2. You'll deal with mean attitudes sometimes
Sometimes, gay guys can be a bit standoffish or aloof, making for an instant turn-off when building friendships. Often, this is because a lot of gay guys grew up in homophobic environments where negativity became internalized for them—which then projects onto others. It's important to recognize this and either try to get them to come out of their shell, or move on if there isn't any reciprocation.
3. Realizing homophobia exists in the community can help us combat it
As strange a thing it is to say, homophobia very much plays a role within the gay community. That being said, you can actively choose to be less defensive, and instead, be more open to others. That particular point slices the battle in half.
4. It's key to remain mindful to all types of people
Be mindful of all the kinds of people you want to surround yourself with (supportive, loving, kind, patient), and then, invest similarly and show up for them in return. There's already a "preference" issue in gay dating, and the same issue can sometimes pour into friendships. It's wise to not isolate yourself with types of people you think you should be friends with. You don't know where some awesome connection might be waiting, so make sure to be open and supportive.

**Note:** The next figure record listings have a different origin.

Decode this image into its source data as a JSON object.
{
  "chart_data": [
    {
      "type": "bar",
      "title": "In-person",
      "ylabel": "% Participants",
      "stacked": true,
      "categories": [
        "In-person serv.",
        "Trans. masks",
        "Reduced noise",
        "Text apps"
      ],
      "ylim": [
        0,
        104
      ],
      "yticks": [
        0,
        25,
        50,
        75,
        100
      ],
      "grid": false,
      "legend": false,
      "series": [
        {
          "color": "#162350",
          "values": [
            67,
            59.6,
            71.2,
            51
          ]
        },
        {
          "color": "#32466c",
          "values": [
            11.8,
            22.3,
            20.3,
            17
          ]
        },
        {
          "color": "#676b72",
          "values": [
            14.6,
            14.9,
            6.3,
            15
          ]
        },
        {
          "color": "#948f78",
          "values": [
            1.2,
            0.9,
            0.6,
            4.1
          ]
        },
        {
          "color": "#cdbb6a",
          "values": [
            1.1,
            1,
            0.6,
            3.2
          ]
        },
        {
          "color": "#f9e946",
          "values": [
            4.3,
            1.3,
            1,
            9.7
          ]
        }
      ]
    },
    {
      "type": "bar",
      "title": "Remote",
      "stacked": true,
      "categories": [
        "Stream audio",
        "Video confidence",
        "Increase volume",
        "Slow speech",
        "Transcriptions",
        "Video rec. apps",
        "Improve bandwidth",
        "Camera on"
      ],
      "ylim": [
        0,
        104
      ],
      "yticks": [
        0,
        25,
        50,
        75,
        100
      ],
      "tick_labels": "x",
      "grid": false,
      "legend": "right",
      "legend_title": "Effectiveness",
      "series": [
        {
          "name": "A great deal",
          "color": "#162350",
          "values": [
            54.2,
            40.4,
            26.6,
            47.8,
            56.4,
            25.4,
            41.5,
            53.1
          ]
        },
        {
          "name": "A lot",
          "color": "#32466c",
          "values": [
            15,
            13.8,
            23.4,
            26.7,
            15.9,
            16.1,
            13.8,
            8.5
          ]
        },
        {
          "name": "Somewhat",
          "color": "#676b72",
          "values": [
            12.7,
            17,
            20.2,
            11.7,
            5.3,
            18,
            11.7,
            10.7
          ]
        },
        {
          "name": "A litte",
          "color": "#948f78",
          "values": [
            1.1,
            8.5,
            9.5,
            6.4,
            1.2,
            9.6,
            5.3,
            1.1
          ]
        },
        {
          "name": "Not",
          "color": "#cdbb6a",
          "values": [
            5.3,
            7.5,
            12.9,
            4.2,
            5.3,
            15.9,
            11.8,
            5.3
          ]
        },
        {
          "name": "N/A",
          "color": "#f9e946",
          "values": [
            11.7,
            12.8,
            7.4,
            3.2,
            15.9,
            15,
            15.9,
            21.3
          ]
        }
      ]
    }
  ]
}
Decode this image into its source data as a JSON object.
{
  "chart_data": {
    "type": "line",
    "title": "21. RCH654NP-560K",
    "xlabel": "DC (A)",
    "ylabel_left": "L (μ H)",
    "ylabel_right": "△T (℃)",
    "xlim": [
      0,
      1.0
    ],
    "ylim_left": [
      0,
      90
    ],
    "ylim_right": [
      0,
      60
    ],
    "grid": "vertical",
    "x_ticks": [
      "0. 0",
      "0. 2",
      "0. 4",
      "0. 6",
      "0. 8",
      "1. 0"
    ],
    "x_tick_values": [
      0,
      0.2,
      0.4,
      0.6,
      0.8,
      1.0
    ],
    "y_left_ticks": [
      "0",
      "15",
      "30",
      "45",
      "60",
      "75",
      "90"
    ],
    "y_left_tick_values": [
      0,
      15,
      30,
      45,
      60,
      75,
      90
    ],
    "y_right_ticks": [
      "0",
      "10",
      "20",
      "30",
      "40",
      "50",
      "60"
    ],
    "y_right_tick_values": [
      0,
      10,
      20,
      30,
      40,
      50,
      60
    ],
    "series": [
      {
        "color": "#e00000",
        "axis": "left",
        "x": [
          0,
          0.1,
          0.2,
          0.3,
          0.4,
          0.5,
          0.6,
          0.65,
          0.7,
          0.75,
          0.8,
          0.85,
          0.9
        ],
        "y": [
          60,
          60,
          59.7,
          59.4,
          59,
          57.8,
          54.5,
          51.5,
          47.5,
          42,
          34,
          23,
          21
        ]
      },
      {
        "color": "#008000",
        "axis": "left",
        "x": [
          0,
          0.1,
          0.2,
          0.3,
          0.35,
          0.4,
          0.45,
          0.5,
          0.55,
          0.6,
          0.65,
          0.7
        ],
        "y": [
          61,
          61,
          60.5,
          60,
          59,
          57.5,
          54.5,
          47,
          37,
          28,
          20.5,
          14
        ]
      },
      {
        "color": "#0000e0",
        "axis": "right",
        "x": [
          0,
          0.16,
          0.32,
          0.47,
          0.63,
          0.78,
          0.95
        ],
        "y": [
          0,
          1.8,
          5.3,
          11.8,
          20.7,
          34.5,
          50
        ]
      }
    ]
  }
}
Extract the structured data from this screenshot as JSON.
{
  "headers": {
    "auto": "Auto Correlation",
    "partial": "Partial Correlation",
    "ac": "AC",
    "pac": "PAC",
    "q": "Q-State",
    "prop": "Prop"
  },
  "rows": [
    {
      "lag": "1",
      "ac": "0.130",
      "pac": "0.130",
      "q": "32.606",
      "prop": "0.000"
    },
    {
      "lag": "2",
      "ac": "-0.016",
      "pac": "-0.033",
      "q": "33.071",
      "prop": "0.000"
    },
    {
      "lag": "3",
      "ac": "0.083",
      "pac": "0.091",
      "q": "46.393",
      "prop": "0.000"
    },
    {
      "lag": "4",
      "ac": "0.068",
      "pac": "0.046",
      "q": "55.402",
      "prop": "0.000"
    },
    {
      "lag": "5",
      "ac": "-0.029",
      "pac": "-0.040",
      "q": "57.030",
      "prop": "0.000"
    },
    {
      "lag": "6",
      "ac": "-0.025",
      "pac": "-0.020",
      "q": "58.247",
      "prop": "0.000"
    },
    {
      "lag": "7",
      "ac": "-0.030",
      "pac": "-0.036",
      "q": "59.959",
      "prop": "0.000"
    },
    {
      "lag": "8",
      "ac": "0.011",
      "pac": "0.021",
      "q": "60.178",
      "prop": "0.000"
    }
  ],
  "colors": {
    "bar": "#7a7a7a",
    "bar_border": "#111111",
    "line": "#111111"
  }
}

5. It's not luck, it's actively investing
Friendships, much like relationships, are work. Some might be easier, some might be harder. But one thing that makes for success in either is investment.
6. You're going to get stirred up a bit
Meaningful connections = getting a little muddy sometimes. It happens to everyone. You are going to get personal, you're going to reveal things intentionally or unintentionally. You've got to show all the wonderful, messy, loving sides of you in order to gain that friendship magic.
7. Needing connection isn't bad, it's human
There's absolutely nothing wrong with needing people and connection. That's a vast part of the awesomeness of life. You are worthy of connection, you are deserving of love and friendship.